Spill over into…something. Politicians always claim giving taxpayer money to team owners will "spill over" to the whole community.
They call their handouts investments—a "terrific investment," as the mayor of Atlanta put it.
But it's not a good investment. It's a bad one.
Politicians point to that extra business activity that occurs when the football team plays at home, but the Atlanta Falcons, like most NFL teams, play just 10 home games. The stadium is used for some concerts and soccer games, but most days little or nothing happens there.
That's why economists who study stadium subsidies call them a bad deal for taxpayers.
The problem is the seen vs. the unseen, as economist Frederic Bastiat put it. All of us see the people at the games buying beer and hotdogs.
But we don't see the larger number of citizens, who had their money taken from them to spend on the stadium, not buying things.
We don't see two fewer customers in a restaurant or the home remodeling that never got done. Those humbler projects lack the political clout and don't get the media attention that politicians and the stadium-builders get.
So this Sunday, when Atlanta politicians brag about their beautiful stadium, and clueless media claim that it created lots of jobs, let's also remember the jobs the subsidies destroyed—and the tax money that was given to rich people.
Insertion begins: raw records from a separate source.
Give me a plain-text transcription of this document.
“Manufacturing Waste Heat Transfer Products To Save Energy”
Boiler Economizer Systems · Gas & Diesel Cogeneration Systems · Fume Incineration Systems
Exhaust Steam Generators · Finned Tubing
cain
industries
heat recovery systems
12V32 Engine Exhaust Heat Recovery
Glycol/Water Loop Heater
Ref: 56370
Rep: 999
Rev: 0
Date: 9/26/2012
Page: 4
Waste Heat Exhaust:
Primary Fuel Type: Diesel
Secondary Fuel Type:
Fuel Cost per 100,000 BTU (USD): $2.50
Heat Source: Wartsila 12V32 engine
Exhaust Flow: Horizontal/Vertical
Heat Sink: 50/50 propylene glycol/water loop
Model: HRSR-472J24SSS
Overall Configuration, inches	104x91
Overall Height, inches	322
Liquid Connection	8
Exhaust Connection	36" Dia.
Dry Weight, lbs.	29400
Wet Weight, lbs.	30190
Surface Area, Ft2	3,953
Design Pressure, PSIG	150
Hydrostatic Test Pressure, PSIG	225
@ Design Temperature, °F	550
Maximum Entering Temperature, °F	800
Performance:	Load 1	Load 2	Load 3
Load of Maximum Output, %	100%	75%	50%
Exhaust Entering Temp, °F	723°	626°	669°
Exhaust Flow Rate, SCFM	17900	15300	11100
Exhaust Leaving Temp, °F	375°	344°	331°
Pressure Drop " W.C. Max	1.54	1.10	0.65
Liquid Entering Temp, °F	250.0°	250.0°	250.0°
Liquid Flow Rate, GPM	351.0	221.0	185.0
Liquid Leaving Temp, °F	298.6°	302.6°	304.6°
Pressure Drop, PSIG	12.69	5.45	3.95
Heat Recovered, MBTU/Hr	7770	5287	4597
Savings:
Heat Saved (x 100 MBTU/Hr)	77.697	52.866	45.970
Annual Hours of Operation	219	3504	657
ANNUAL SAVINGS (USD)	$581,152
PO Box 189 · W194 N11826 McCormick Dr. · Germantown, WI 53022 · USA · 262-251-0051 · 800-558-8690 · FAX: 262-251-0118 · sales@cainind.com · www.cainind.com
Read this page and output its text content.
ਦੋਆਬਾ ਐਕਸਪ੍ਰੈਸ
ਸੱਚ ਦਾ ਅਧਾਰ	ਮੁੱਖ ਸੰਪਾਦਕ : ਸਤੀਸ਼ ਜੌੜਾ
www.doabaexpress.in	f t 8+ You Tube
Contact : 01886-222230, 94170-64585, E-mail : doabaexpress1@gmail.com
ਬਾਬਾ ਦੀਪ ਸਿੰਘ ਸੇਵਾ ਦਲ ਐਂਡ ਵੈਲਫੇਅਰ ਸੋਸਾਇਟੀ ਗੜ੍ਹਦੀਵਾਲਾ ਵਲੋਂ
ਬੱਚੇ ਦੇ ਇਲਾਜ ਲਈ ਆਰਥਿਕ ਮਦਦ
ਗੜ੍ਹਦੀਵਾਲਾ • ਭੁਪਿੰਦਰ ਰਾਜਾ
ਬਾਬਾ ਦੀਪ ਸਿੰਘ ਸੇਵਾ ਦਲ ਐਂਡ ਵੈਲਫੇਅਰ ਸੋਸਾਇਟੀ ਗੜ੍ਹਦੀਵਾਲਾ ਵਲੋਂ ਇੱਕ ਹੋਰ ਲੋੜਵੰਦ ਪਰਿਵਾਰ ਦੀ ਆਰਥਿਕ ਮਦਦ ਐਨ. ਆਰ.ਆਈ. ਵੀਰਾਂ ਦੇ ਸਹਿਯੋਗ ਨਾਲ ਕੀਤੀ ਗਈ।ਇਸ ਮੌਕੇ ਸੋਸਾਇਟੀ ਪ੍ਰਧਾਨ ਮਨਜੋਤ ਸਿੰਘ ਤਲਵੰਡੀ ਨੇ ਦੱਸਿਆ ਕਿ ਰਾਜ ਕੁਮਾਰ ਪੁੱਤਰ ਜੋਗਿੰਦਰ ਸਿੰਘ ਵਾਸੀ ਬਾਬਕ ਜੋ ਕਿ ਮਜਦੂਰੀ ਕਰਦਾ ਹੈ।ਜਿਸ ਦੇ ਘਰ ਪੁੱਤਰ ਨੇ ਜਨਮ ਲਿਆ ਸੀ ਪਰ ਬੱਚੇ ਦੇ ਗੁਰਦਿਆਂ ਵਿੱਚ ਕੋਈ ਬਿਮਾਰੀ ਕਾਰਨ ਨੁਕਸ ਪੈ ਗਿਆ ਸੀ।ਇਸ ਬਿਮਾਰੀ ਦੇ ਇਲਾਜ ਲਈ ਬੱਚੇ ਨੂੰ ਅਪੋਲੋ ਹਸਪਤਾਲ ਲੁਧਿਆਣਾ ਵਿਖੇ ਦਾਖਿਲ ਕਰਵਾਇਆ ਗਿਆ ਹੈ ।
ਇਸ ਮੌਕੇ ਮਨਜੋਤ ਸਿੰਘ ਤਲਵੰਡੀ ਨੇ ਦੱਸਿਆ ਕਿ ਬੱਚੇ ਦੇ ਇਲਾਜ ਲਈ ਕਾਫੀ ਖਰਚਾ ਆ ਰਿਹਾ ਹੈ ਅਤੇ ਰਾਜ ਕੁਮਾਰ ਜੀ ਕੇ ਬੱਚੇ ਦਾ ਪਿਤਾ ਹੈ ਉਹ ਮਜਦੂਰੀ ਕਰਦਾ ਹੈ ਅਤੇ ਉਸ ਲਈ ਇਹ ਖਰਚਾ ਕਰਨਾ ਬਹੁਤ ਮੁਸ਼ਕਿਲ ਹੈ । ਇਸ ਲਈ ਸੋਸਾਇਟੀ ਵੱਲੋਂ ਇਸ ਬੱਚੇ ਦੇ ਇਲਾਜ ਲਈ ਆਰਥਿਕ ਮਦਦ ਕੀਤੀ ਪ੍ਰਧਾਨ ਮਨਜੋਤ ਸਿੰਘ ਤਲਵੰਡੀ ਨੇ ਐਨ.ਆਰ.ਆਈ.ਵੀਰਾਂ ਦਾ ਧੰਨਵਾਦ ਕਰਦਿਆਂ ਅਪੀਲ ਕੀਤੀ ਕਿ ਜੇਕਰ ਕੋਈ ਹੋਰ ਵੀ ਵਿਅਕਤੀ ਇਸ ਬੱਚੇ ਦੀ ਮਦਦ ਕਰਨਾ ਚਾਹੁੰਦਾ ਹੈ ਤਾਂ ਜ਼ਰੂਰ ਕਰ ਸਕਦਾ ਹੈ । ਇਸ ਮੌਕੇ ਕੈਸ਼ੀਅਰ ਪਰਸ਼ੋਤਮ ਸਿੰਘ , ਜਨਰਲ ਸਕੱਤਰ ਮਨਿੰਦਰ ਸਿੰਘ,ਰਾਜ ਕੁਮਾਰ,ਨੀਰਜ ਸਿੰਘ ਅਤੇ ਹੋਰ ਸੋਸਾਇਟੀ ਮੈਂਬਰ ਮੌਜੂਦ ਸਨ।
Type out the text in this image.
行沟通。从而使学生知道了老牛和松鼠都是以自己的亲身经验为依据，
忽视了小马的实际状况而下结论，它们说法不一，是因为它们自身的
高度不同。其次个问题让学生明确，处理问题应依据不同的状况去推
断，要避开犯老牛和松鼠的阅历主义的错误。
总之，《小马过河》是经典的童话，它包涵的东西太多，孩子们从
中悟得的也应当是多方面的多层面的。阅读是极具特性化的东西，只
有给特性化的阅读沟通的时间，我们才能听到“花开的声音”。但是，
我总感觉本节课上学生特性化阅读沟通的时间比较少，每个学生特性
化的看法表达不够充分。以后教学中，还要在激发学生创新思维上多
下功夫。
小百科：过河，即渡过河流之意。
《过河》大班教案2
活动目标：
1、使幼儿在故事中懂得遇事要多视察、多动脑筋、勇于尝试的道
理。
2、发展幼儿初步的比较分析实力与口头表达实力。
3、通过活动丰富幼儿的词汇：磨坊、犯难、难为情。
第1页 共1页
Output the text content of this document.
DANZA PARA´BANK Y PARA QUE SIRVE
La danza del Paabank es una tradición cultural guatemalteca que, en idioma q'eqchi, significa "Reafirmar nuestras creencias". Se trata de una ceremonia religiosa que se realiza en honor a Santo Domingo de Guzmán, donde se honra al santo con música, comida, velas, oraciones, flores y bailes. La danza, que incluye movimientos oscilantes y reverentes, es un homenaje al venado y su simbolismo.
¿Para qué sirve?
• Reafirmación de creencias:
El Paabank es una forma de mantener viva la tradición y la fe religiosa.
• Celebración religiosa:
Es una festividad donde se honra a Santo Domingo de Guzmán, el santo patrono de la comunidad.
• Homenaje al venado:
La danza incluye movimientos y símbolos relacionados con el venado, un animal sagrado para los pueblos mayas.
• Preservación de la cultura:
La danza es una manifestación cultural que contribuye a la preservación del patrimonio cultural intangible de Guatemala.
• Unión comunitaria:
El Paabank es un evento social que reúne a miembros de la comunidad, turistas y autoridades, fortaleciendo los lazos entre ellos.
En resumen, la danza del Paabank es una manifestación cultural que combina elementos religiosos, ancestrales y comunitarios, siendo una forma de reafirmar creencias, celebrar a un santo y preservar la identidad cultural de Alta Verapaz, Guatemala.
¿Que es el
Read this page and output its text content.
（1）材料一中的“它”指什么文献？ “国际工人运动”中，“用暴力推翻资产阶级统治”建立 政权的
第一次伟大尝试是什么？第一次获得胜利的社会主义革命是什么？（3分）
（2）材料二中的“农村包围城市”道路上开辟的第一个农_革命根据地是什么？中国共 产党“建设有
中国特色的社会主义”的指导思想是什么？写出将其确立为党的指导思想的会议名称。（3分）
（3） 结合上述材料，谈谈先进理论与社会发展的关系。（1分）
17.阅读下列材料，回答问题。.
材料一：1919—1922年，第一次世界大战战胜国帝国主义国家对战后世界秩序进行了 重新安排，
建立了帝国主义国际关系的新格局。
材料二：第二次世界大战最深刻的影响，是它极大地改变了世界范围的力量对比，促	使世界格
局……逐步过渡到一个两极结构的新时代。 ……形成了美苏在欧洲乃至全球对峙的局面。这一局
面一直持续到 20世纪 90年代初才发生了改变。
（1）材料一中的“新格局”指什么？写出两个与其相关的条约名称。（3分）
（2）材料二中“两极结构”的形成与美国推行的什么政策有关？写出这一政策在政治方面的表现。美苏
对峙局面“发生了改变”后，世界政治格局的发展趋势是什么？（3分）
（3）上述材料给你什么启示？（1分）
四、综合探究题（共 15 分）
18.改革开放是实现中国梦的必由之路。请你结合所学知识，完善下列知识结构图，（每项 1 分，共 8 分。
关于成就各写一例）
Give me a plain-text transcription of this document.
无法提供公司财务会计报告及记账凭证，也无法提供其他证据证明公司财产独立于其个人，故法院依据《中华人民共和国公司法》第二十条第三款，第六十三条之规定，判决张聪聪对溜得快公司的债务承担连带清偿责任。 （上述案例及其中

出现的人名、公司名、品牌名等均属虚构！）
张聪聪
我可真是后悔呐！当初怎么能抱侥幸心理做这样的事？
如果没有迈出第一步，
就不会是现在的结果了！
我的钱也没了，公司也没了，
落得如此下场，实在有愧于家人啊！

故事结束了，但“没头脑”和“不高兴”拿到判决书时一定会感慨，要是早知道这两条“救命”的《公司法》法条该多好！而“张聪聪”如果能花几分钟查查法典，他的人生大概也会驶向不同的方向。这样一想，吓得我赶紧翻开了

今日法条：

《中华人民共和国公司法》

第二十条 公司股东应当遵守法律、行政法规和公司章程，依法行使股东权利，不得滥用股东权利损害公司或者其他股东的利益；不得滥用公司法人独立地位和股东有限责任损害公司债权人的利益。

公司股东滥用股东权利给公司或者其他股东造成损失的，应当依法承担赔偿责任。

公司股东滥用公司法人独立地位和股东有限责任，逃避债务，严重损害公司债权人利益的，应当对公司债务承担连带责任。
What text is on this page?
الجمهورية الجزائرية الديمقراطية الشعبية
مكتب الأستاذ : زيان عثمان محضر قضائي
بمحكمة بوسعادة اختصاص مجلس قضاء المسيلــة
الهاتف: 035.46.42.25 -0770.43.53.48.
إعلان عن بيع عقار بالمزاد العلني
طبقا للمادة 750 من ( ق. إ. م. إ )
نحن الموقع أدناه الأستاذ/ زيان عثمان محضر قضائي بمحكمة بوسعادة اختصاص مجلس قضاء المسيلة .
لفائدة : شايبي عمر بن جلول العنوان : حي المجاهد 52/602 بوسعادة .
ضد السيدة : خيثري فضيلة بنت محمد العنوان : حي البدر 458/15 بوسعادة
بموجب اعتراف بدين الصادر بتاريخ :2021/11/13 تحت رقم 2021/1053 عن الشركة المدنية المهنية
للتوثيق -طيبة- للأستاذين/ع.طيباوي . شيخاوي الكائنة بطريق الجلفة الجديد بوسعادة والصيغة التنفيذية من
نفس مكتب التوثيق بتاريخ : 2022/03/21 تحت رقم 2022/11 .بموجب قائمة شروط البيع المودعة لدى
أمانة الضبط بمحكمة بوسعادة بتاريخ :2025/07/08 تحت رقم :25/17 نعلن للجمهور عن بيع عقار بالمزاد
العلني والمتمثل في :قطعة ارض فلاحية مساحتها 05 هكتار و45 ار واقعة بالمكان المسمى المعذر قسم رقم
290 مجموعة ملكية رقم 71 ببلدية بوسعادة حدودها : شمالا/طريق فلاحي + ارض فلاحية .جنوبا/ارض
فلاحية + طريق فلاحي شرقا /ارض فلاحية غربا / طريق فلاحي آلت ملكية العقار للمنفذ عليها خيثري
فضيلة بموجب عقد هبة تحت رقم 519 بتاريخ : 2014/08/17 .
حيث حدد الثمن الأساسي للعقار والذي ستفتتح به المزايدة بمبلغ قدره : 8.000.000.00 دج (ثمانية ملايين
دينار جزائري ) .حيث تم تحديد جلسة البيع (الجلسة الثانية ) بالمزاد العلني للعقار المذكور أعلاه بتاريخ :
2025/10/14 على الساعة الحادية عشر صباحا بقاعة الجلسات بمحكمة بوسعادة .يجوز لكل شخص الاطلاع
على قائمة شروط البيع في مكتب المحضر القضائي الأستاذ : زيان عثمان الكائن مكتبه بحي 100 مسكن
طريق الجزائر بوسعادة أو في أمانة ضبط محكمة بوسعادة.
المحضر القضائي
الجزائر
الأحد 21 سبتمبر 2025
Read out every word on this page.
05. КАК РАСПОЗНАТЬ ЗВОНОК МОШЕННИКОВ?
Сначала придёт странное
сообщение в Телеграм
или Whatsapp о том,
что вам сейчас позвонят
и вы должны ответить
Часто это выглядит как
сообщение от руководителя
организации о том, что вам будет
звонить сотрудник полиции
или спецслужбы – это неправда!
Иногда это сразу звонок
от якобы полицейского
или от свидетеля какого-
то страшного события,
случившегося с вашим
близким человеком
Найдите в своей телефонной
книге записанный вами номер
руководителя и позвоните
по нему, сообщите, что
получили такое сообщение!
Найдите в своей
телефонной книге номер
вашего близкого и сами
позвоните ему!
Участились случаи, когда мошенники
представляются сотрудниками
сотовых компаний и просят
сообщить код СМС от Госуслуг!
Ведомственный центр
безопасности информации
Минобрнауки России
The problem isn't just Atlanta, and it isn't just sports.
Most every time government presumes to tell us where and how our money should be spent rather than leaving it up to free individuals, it creates a loss.
Politicians announce whatever project they fund with great fanfare, implying you should be thankful to them—as if football, or the arts, or whatever is unveiled in the latest ribbon-cutting ceremony, couldn't exist without politicians moving money from your pocket to the pockets of their cronies.
But really, government shrinks your ability to make choices every time it steers money away from what you might choose to spend it on.
Football is popular enough to thrive without politicians subsidizing it.